José Ramos-Horta, Außenminister Osttimors, drückt gerne auf die Tränendrüse, wenn es darum geht, seinem Standpunkt Nachdruck zu verleihen. Die Hälfte seines jüngsten Kommentars zum Irakkonflikt in der Frankfurter Allgemeinen Sonntagszeitung handelt von seinem persönlichen Schicksal – von den Brüdern und Schwestern, die der Gewaltherrschaft Indonesiens über Osttimor auf grausame Weise zum Opfer gefallen sind. Auch die Amerikaner hatten sich an ihrem Tod schuldig gemacht. Eine Rakete abgeschossen aus einem von den USA gelieferten Flugzeug zerfetzte Ramos-Hortas jüngere Schwester. Aber nach Ansicht des Friedensnobelpreisträgers haben die USA und alle anderen Staaten, die jahrzehntelang die indonesische Herrschaft über Osttimor stützten oder zumindest duldeten, „alle ihre Fehler wettgemacht“. Der Einsatz der internationalen Friedenstruppe INTERFET beendete 1999 die Herrschaft Indonesiens über Osttimor, nachdem die Bevölkerung sich in einem Referendum mit überwältigender Mehrheit für die Unabhängigkeit entschieden hatte und von Indonesiens Militär dirigierte Milizen das Land in Schutt und Asche gelegt hatten.

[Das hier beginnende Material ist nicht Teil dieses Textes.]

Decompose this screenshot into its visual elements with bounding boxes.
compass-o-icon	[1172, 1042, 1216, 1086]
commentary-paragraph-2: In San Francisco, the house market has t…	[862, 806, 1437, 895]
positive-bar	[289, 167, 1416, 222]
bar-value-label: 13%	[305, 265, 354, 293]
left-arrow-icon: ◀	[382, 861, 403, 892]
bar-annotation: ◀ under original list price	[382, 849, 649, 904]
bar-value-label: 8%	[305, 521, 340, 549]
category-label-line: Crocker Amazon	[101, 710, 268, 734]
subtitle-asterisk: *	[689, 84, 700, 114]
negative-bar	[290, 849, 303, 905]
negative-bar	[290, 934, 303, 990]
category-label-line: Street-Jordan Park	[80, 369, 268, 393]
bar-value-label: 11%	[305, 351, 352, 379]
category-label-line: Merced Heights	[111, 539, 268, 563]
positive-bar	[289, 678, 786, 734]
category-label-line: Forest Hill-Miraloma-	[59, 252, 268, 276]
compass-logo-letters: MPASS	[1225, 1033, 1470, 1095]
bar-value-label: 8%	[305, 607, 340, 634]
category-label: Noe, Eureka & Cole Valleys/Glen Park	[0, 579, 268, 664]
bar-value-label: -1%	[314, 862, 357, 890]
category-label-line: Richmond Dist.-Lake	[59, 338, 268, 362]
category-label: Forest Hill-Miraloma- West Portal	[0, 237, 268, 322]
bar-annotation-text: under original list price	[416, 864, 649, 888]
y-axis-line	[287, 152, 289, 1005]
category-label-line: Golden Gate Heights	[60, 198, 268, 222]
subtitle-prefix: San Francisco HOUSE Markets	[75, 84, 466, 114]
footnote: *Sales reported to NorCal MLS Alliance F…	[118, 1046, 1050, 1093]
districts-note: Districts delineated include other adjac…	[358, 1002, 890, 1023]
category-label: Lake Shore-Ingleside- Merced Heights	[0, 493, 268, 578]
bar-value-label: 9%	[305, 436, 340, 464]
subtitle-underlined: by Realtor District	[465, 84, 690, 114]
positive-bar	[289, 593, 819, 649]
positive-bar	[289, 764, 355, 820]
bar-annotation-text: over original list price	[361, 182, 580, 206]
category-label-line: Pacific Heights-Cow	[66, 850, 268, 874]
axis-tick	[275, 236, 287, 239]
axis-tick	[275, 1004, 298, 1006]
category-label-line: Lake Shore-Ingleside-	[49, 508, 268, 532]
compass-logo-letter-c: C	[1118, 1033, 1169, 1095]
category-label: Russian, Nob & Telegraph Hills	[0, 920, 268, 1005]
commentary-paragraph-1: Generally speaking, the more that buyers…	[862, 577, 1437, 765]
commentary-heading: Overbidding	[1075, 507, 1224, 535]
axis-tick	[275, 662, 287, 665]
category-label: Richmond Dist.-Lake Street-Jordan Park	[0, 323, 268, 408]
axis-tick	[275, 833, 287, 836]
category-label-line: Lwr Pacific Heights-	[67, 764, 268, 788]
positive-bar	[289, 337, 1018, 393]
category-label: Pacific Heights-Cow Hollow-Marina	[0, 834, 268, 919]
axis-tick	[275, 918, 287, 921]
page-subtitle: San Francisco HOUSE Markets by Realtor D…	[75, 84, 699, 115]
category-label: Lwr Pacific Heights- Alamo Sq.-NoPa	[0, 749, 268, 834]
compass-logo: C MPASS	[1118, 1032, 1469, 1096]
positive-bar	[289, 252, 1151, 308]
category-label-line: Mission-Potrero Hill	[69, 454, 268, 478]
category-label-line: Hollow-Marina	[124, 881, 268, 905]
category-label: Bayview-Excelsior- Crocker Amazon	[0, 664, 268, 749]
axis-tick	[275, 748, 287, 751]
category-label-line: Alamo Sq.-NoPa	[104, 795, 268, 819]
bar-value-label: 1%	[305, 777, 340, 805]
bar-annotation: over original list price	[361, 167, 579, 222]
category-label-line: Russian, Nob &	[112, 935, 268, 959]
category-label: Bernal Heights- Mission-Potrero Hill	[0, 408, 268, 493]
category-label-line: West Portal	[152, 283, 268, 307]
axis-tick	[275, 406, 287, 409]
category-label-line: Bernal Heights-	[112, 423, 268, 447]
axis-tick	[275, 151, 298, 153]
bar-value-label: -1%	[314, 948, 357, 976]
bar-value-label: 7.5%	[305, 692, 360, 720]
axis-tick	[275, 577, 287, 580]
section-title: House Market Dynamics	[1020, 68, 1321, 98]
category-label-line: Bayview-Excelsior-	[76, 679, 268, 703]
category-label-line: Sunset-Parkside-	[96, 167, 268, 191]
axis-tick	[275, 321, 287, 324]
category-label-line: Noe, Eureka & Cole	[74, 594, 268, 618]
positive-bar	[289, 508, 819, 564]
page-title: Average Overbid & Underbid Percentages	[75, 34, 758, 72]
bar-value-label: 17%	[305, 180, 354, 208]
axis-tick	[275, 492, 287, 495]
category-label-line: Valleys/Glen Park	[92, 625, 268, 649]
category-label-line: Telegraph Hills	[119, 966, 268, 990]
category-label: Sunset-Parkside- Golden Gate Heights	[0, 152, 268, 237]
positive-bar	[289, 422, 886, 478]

Der Einsatz der Friedenstruppe machte den Weg frei für eine neue „unabhängige“ Regierung, der Ramos-Horta als Außenminister angehört. Doch diese Unabhängigkeit hat enge Grenzen. Osttimor ist wie kaum ein anderes Land abhängig von internationaler Hilfe. Nicht nur finanziell hängt es am Tropf von Gebern aus dem Ausland. Auch personell und militärisch ist es auf die Hilfe von Außen angewiesen. Kritik an ehemaligen Unterstützern der Besatzungsmacht wie Australien oder den USA verbietet sich daher wie von selbst. Aber auch zur früheren Besatzungsmacht selbst gilt es gute Beziehungen aufzubauen. Indonesien ist und bleibt neben Australien der wichtigste Nachbar Osttimors mit vielfältigem Einfluss auf die wirtschaftlichen und sicherheitspolitischen Belange des Zwergstaates. Und nicht zuletzt liegen gut nachbarschaftliche Beziehungen zu Indonesien – einschließlich seines Militärs – im Interesse der Schutzmächte Osttimors. Die USA und Australien setzen auf das indonesische Militär als wichtigen Verbündeten im Kampf gegen den Terror und islamistische Tendenzen.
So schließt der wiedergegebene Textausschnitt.